17. The method according to claim 16, wherein the metallized surface of the solid second polymer film is formed by vapor deposition of a metal or metal oxide onto the solid second polymer film, preferably by physical vapor deposition (PVD) or chemical vapor deposition (CVD).

18. The method according to claim 11, wherein the second polymer film is a foamed film.

19. The method according to claim 1 or 2, wherein the MFC suspension contains MFCs in an amount between 70% by weight and 100% by weight based on the total dry weight.

20. The aforementioned dried MFC film has a density of 2 to 70 g / m². 2 The method according to claim 1 or 2, having a basis weight.

21. The method according to claim 1 or 2, wherein each of the at least one nip is selected from the group consisting of a lamination nip, a calender nip, a smoothing roll nip, a press nip, a belt nip, and an extension nip.

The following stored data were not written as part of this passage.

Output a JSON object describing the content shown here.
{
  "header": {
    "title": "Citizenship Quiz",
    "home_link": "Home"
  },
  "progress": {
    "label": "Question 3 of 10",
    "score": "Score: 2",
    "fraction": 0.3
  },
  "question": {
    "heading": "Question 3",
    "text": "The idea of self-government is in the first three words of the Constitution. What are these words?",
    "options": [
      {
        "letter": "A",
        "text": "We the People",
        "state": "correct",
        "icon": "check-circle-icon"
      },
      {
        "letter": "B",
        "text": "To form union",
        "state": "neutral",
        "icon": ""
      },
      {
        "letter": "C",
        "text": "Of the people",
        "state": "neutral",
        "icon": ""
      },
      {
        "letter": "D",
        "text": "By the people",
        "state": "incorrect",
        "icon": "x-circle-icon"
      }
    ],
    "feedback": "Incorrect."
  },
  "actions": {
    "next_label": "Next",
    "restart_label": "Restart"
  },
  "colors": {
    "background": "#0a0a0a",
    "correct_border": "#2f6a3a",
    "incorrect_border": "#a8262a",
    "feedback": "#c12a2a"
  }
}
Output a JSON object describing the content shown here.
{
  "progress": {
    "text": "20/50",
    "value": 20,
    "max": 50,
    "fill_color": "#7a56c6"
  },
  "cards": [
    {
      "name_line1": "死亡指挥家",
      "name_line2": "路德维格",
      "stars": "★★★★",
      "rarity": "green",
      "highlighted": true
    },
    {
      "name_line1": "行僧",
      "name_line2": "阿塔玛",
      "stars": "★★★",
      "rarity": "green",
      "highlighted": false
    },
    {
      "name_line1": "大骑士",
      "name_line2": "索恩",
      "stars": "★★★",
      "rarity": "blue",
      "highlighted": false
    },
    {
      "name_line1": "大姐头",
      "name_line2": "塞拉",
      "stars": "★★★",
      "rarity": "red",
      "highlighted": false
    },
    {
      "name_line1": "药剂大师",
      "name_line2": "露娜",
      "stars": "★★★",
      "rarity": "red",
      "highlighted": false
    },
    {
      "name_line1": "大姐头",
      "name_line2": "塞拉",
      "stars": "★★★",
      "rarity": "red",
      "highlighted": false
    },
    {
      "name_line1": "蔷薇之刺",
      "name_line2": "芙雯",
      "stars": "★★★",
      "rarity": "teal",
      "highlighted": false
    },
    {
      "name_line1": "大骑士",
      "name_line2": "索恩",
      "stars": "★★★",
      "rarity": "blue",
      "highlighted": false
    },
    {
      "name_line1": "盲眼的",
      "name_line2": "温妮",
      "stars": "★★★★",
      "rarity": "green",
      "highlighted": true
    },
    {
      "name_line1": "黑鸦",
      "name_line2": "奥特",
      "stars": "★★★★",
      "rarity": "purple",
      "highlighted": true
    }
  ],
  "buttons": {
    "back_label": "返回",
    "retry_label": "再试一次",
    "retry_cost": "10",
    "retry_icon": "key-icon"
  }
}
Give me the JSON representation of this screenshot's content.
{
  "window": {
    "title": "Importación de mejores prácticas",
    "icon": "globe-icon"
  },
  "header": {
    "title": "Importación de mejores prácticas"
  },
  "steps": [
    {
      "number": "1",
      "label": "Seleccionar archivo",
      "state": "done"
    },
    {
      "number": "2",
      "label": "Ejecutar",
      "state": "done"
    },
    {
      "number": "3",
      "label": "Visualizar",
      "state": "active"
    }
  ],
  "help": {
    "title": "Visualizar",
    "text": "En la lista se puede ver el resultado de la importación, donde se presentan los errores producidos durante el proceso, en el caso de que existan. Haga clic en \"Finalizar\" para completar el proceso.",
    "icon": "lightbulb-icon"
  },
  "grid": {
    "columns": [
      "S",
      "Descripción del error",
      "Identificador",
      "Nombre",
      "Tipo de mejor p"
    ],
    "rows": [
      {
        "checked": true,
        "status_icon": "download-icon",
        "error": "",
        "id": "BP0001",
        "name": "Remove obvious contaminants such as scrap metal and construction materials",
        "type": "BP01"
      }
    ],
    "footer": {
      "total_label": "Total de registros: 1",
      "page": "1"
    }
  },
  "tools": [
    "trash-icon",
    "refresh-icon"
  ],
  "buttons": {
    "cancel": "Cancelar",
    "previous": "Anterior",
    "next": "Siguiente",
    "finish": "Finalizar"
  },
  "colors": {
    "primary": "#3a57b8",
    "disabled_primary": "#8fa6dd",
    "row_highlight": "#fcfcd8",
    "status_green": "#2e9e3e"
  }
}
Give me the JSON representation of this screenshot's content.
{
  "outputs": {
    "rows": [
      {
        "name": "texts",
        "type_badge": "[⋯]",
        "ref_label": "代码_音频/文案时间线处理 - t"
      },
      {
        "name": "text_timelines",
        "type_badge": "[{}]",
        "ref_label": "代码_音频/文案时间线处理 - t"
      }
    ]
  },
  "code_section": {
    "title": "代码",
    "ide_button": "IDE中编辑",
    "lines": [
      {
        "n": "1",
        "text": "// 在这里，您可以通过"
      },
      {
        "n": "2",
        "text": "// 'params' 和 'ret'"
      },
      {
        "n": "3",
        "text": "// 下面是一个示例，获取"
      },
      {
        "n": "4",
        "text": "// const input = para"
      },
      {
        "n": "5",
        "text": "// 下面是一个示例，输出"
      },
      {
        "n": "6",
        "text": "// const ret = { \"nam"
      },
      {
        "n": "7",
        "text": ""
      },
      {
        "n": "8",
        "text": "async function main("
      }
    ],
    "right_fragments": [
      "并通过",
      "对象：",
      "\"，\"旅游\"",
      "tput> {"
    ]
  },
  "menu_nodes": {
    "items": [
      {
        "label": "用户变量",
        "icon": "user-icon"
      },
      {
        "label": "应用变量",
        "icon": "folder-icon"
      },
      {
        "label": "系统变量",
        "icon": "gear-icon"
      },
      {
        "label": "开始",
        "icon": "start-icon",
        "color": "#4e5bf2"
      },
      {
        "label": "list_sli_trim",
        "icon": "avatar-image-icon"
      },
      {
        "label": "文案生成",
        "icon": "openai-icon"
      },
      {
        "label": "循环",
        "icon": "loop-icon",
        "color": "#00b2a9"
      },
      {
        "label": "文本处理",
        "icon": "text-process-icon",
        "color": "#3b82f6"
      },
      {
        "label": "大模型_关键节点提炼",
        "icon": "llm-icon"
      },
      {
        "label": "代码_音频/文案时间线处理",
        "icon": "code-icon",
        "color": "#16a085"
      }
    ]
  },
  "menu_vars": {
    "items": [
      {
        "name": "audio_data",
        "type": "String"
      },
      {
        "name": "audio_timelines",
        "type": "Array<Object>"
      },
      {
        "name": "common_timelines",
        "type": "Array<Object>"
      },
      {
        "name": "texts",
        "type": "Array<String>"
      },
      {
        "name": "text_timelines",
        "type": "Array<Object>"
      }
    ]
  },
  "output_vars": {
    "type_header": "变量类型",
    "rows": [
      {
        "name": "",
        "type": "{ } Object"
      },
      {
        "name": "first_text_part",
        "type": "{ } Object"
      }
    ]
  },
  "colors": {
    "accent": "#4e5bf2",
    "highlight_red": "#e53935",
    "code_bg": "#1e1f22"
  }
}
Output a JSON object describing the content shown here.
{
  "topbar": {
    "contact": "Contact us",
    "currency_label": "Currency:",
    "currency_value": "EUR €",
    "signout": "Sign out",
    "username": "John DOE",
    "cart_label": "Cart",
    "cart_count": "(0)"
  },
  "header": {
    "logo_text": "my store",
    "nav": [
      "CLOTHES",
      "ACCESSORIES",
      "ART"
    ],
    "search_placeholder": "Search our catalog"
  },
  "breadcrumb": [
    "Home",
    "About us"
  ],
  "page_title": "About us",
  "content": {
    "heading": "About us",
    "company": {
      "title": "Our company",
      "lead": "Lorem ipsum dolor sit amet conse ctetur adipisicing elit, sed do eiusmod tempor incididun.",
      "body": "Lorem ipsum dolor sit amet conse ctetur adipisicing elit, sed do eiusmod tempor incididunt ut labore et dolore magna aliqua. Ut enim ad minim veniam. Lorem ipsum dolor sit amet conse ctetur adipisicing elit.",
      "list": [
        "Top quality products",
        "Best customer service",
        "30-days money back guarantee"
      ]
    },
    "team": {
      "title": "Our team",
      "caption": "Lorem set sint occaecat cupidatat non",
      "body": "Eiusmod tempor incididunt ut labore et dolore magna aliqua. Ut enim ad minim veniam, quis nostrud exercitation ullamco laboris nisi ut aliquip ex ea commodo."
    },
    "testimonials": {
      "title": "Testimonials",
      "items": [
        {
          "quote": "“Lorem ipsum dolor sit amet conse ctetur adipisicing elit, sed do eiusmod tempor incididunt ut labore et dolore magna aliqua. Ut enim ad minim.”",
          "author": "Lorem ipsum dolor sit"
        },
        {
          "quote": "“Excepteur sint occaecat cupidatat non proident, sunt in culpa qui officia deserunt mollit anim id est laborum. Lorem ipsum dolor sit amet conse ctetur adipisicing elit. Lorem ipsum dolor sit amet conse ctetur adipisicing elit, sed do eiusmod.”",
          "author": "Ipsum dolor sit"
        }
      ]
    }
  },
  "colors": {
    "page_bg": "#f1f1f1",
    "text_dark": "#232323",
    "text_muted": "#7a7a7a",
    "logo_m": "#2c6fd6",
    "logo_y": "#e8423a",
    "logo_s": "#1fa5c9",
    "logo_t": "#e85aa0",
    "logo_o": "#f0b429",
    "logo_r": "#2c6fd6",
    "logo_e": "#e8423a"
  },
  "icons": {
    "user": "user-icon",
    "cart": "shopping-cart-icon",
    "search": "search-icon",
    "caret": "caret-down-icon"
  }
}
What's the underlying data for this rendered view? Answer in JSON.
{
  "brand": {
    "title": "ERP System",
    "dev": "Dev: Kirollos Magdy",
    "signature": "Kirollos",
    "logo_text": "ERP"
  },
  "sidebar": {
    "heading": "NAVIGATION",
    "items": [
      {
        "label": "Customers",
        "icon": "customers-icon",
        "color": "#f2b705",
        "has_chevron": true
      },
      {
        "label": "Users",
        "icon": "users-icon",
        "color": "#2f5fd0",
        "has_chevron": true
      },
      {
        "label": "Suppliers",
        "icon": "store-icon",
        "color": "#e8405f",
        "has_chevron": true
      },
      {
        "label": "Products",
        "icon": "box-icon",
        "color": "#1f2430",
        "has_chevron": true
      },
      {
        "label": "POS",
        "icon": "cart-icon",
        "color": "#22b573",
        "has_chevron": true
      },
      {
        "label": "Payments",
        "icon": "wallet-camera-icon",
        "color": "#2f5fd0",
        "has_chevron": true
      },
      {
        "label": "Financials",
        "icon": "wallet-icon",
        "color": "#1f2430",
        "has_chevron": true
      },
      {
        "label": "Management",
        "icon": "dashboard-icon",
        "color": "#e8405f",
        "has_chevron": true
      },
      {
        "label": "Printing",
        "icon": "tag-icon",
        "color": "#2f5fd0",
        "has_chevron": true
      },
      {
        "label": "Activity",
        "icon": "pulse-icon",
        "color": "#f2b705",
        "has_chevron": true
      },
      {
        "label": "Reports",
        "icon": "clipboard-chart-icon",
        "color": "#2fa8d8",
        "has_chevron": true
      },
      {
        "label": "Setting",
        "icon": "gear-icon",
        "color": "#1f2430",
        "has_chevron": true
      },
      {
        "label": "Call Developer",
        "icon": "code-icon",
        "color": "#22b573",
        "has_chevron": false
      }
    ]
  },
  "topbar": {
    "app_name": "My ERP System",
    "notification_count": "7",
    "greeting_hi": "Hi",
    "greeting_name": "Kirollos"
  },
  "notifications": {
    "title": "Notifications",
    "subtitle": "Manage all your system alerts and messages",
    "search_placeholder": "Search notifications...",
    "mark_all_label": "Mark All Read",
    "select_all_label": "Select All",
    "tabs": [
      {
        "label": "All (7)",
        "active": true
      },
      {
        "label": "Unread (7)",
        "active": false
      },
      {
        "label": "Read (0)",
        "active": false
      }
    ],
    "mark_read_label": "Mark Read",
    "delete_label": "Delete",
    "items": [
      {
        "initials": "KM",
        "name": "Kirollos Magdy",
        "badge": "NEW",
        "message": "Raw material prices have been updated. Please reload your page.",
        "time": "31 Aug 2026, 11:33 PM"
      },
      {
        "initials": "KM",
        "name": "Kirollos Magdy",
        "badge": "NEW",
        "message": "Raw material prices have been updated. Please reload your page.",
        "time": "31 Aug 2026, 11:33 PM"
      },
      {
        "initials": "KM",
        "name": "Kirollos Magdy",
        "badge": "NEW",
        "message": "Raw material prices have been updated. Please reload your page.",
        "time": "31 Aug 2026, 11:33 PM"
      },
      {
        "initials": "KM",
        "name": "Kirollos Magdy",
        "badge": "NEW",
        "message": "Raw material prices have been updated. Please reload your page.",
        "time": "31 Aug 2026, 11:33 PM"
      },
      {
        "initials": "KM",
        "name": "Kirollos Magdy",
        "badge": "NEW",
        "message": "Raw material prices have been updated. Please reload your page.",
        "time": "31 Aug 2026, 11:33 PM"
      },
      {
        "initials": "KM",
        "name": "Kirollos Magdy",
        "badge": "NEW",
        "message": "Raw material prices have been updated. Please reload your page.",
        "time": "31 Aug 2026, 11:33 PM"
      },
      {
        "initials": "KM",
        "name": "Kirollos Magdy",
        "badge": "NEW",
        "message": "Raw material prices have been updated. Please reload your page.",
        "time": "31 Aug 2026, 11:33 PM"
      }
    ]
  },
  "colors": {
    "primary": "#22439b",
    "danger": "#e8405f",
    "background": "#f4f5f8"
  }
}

22. A method for manufacturing a laminate, - A step of providing a paper or cardboard substrate, - A step of providing a barrier substrate according to the method of claim 1 or 2, - To obtain a laminate, the first surface of the paper or cardboard substrate is bonded to the MFC film of the barrier substrate using at least one adhesive layer. A method that includes this.

23. The method according to claim 22, further comprising the step of providing an outermost polymer layer on one or both sides of the laminate.